Y porque es eso lo que se juega, los socialistas no han dudado en evocar los fantasmas del pasado deslizándose -¡otra vez!- por la peligrosa pendiente plebiscitaria del "nosotros o el franquismo". Arrojamos a Franco por la ventana de nuestra memoria y nos vuelve a entrar en cada ocasión por la puerta de nuestra demagogia. El consenso político y el moderantismo social que presidieron la transición a la democracia se construyeron sobre un olvido colectivo: no se sometió a discusión pública el pasado, no arreglamos nuestras cuentas pendientes con cuarenta años de historia. No era posible, desde luego, ni hay por qué lamentarlo: la guerra y el franquismo quedaron como pasto de historiadores, como si se hablara de Narváez o de Fernando VII; su recuerdo, relegado a cursos de verano, no podía emborronar la limpia escritura de la transición.
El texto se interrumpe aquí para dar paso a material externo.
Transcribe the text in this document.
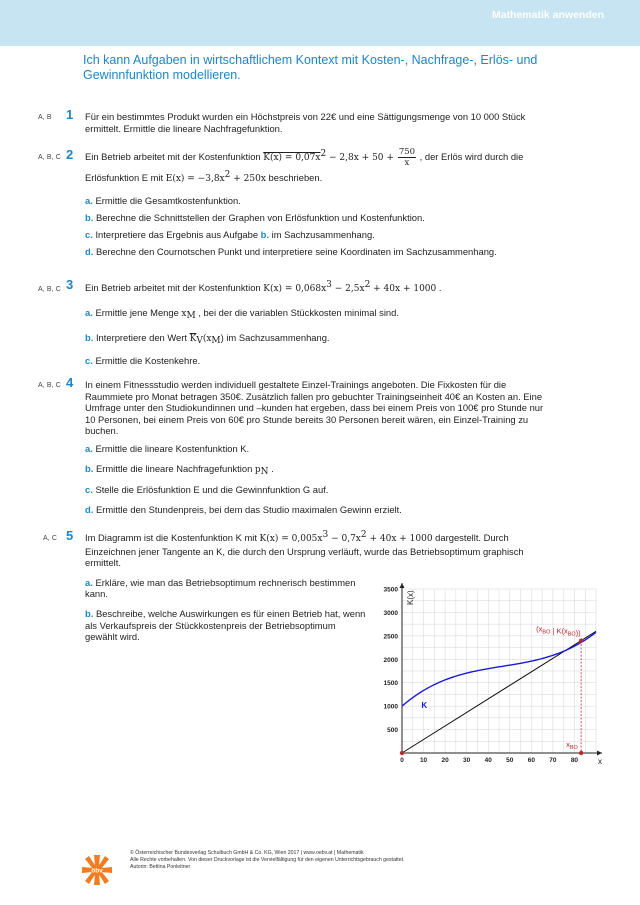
Mathematik anwenden
Ich kann Aufgaben in wirtschaftlichem Kontext mit Kosten-, Nachfrage-, Erlös- und Gewinnfunktion modellieren.
A, B 1 Für ein bestimmtes Produkt wurden ein Höchstpreis von 22€ und eine Sättigungsmenge von 10 000 Stück ermittelt. Ermittle die lineare Nachfragefunktion.
A, B, C 2 Ein Betrieb arbeitet mit der Kostenfunktion $K(x) = 0,07x^2 - 2,8x + 50 + \frac{750}{x}$ , der Erlös wird durch die
Erlösfunktion E mit $E(x) = -3,8x^2 + 250x$ beschrieben.
a. Ermittle die Gesamtkostenfunktion.
b. Berechne die Schnittstellen der Graphen von Erlösfunktion und Kostenfunktion.
c. Interpretiere das Ergebnis aus Aufgabe b. im Sachzusammenhang.
d. Berechne den Cournotschen Punkt und interpretiere seine Koordinaten im Sachzusammenhang.
A, B, C 3 Ein Betrieb arbeitet mit der Kostenfunktion $K(x) = 0,068x^3 - 2,5x^2 + 40x + 1000$ .
a. Ermittle jene Menge $x_M$ , bei der die variablen Stückkosten minimal sind.
b. Interpretiere den Wert $\overline{K}_V(x_M)$ im Sachzusammenhang.
c. Ermittle die Kostenkehre.
A, B, C 4 In einem Fitnessstudio werden individuell gestaltete Einzel-Trainings angeboten. Die Fixkosten für die Raummiete pro Monat betragen 350€. Zusätzlich fallen pro gebuchter Trainingseinheit 40€ an Kosten an. Eine Umfrage unter den Studiokundinnen und –kunden hat ergeben, dass bei einem Preis von 100€ pro Stunde nur 10 Personen, bei einem Preis von 60€ pro Stunde bereits 30 Personen bereit wären, ein Einzel-Training zu buchen.
a. Ermittle die lineare Kostenfunktion K.
b. Ermittle die lineare Nachfragefunktion $p_N$ .
c. Stelle die Erlösfunktion E und die Gewinnfunktion G auf.
d. Ermittle den Stundenpreis, bei dem das Studio maximalen Gewinn erzielt.
A, C 5 Im Diagramm ist die Kostenfunktion K mit $K(x) = 0,005x^3 - 0,7x^2 + 40x + 1000$ dargestellt. Durch Einzeichnen jener Tangente an K, die durch den Ursprung verläuft, wurde das Betriebsoptimum graphisch ermittelt.
a. Erkläre, wie man das Betriebsoptimum rechnerisch bestimmen kann.
b. Beschreibe, welche Auswirkungen es für einen Betrieb hat, wenn als Verkaufspreis der Stückkostenpreis der Betriebsoptimum gewählt wird.
0 10 20 30 40 50 60 70 80
500
1000
1500
2000
2500
3000
3500
x
K(x)
K
($x_{BO}$ | $K(x_{BO})$)
$x_{BO}$
öbv
© Österreichischer Bundesverlag Schulbuch GmbH & Co. KG, Wien 2017 | www.oebv.at | Mathematik
Alle Rechte vorbehalten. Von dieser Druckvorlage ist die Vervielfältigung für den eigenen Unterrichtsgebrauch gestattet.
Autorin: Bettina Ponleitner
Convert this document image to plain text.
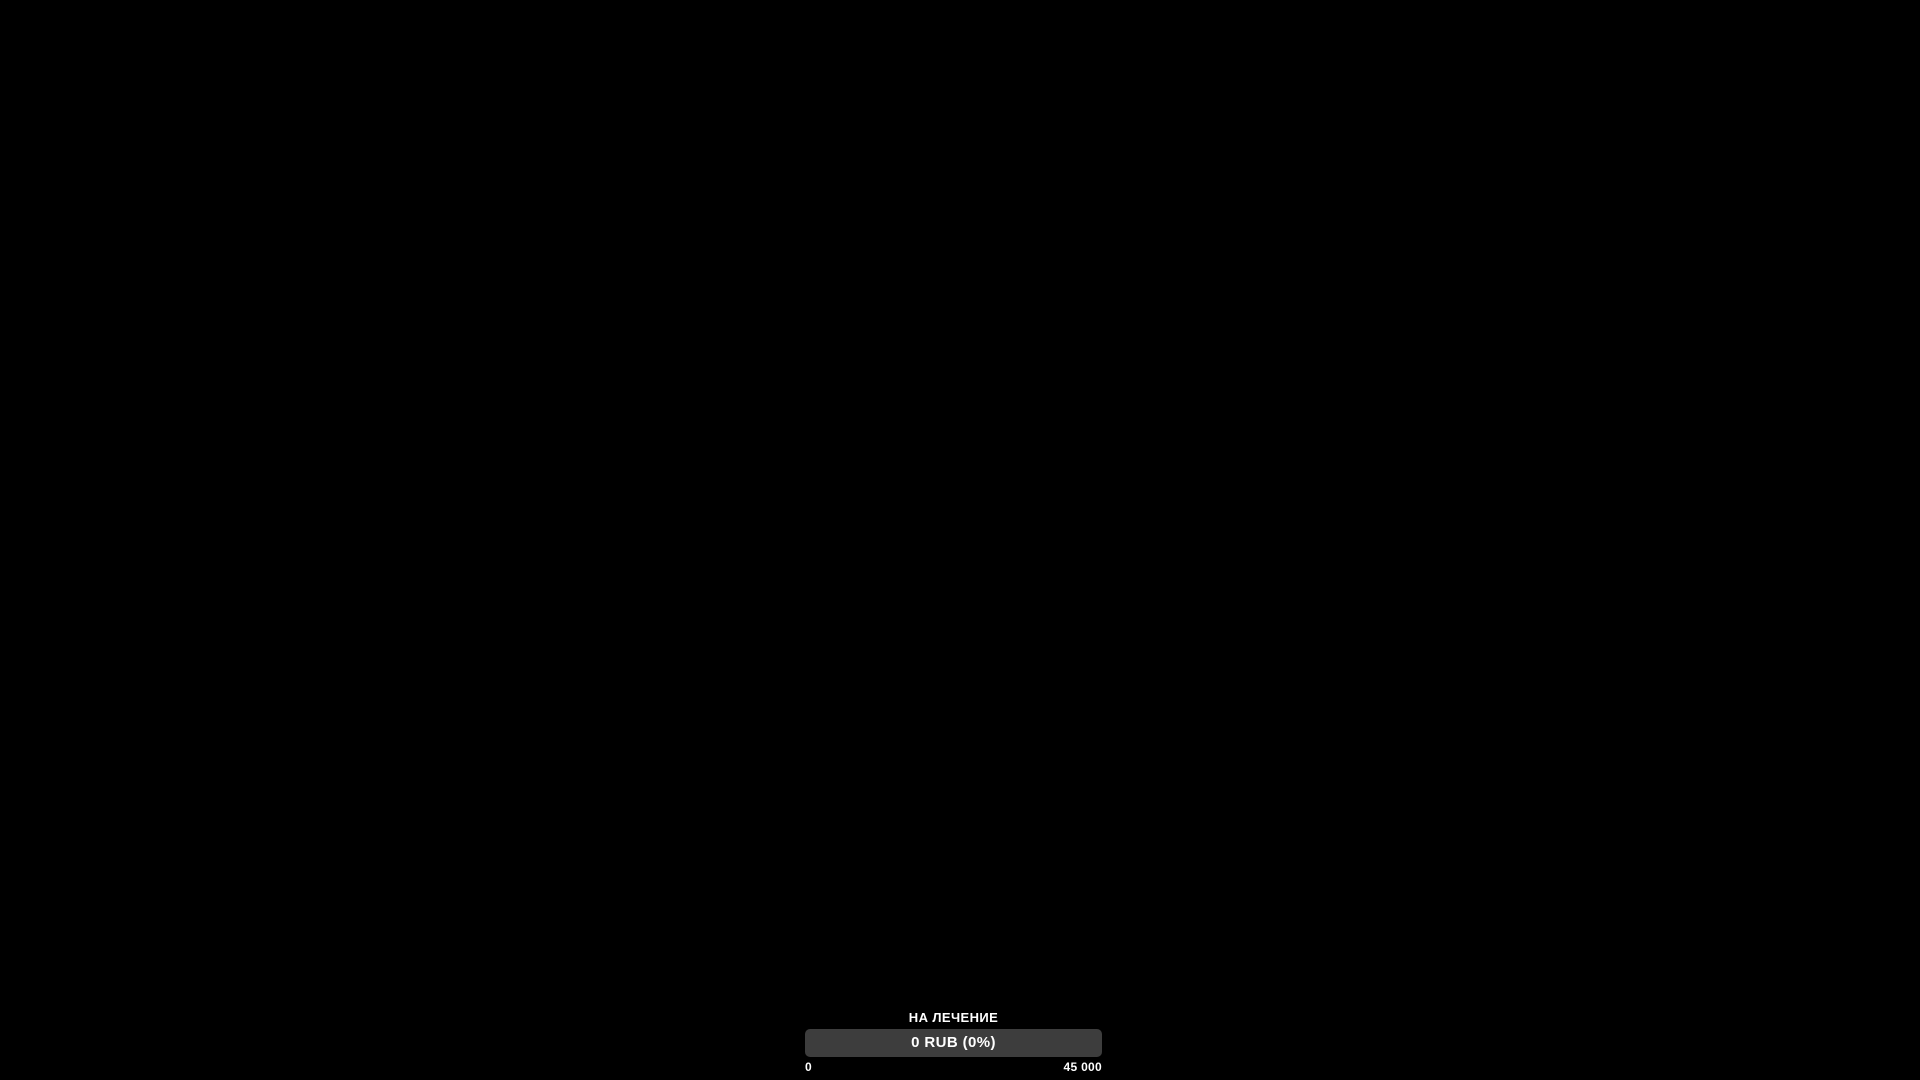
НА ЛЕЧЕНИЕ
0 RUB (0%)
0	45 000
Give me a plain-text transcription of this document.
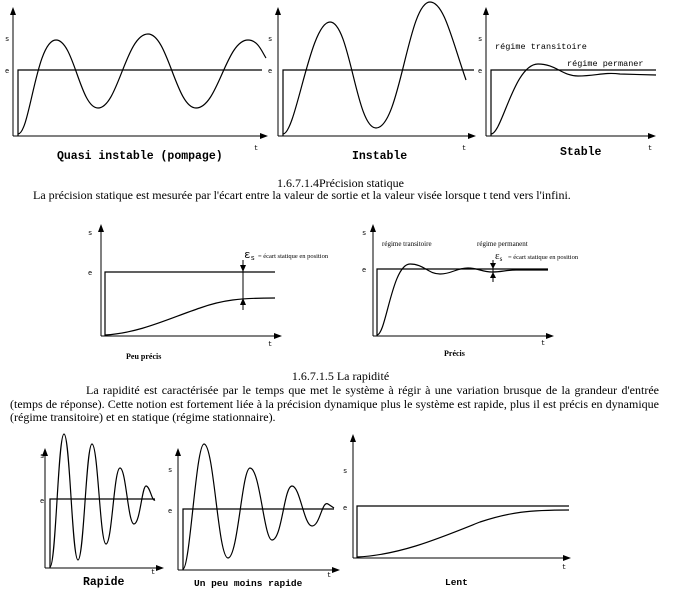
s
e
t
s
e
t
s
e
t
régime transitoire
régime permaner
Quasi instable (pompage)	Instable	Stable
1.6.7.1.4Précision statique
La précision statique est mesurée par l'écart entre la valeur de sortie et la valeur visée lorsque t tend vers l'infini.
s
e
t
εs = écart statique en position
s
e
t
régime transitoire	régime permanent
εs = écart statique en position
Peu précis	Précis
1.6.7.1.5 La rapidité
La rapidité est caractérisée par le temps que met le système à régir à une variation brusque de la grandeur d'entrée (temps de réponse). Cette notion est fortement liée à la précision dynamique plus le système est rapide, plus il est précis en dynamique (régime transitoire) et en statique (régime stationnaire).
s
e
t
s
e
t
s
e
t
Rapide	Un peu moins rapide	Lent
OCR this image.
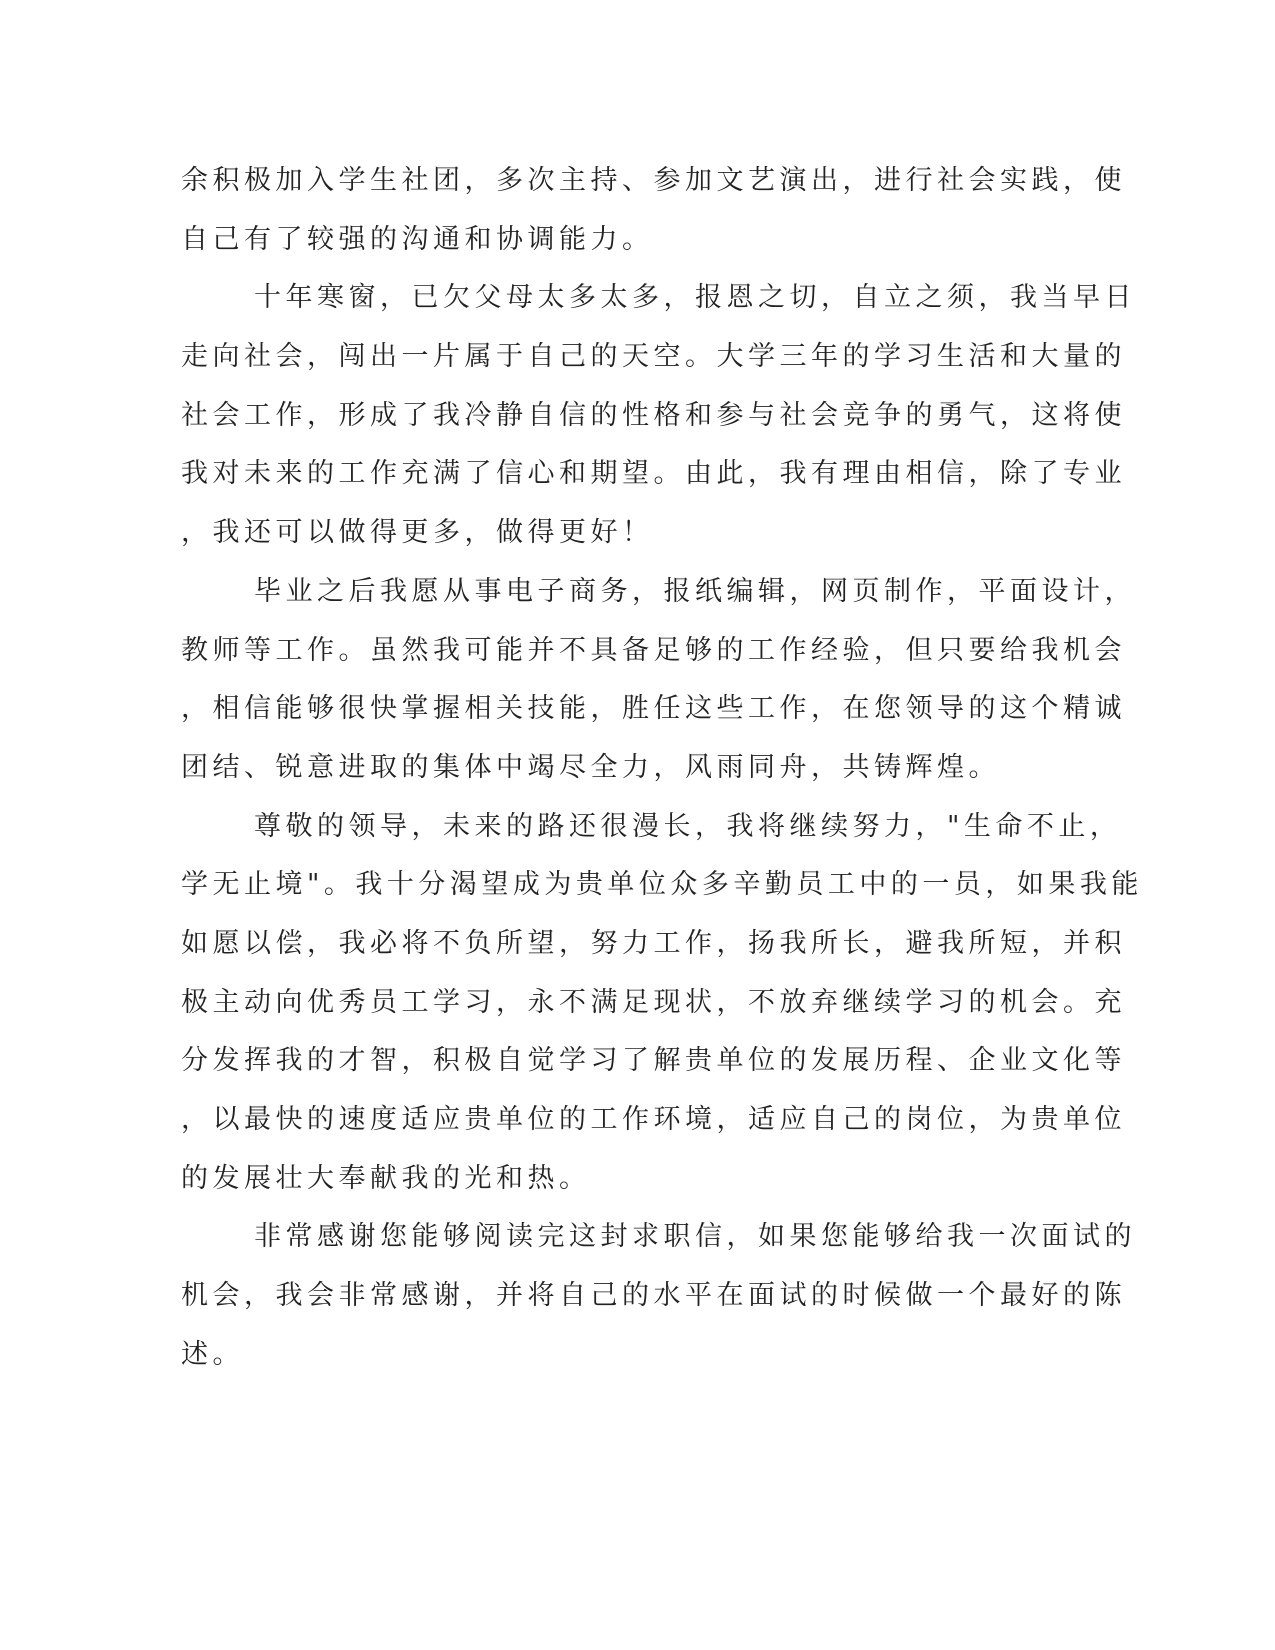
余积极加入学生社团，多次主持、参加文艺演出，进行社会实践，使
自己有了较强的沟通和协调能力。
十年寒窗，已欠父母太多太多，报恩之切，自立之须，我当早日
走向社会，闯出一片属于自己的天空。大学三年的学习生活和大量的
社会工作，形成了我冷静自信的性格和参与社会竞争的勇气，这将使
我对未来的工作充满了信心和期望。由此，我有理由相信，除了专业
，我还可以做得更多，做得更好！
毕业之后我愿从事电子商务，报纸编辑，网页制作，平面设计，
教师等工作。虽然我可能并不具备足够的工作经验，但只要给我机会
，相信能够很快掌握相关技能，胜任这些工作，在您领导的这个精诚
团结、锐意进取的集体中竭尽全力，风雨同舟，共铸辉煌。
尊敬的领导，未来的路还很漫长，我将继续努力，"生命不止，
学无止境"。我十分渴望成为贵单位众多辛勤员工中的一员，如果我能
如愿以偿，我必将不负所望，努力工作，扬我所长，避我所短，并积
极主动向优秀员工学习，永不满足现状，不放弃继续学习的机会。充
分发挥我的才智，积极自觉学习了解贵单位的发展历程、企业文化等
，以最快的速度适应贵单位的工作环境，适应自己的岗位，为贵单位
的发展壮大奉献我的光和热。
非常感谢您能够阅读完这封求职信，如果您能够给我一次面试的
机会，我会非常感谢，并将自己的水平在面试的时候做一个最好的陈
述。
Pero resulta que ahora, cuando han pasado cerca de veinte años del fin de la dictadura, el fantasma de un cadáver al parecer mal enterrado revolotea en los discursos de los dirigentes políticos. Si se cree el tono de las advertencias y se toma en serio lo enfático de algunas llamadas, se diría que estamos en vísperas de una catástrofe nacional. Éste advierte patéticamente que nunca, nunca más, la guerra; aquél trata a sus oponentes de fascistas pasados por agua bendita; el otro nos dice que un triunfo de la derecha nos hará retroceder a la noche del franquismo. Todos, en lugar de hablar de política, se dedican a moralizar al adversario.

La regla de oro de la democracia es que el oponente político no puede ser tratado como indigno de ocupar el poder. Tratar al adversario como inelegible es tenerse a sí mismo como usurpador. Los socialistas deben entender que si el argumento fuerte para ganar unas elecciones al Parlamento Europeo es el de que, sin ellos en el Gobierno español, el Estado puede caer en manos indignas, además de convertir unas elecciones aparentemente inocuas en un plebiscito sobre su permanencia en el Gobierno, lo que hacen es negar la sustancia misma de la democracia. Y si realmente creen lo que dicen, si creen que sin ellos en el Gobierno lo que nos aguarda es la indignidad, el caos, el fascismo o un franquismo redivivo, entonces su pase a la oposición, episodio normal en cualquier sistema democrático, comenzaría a ser sencillamente una cuestión de salud pública.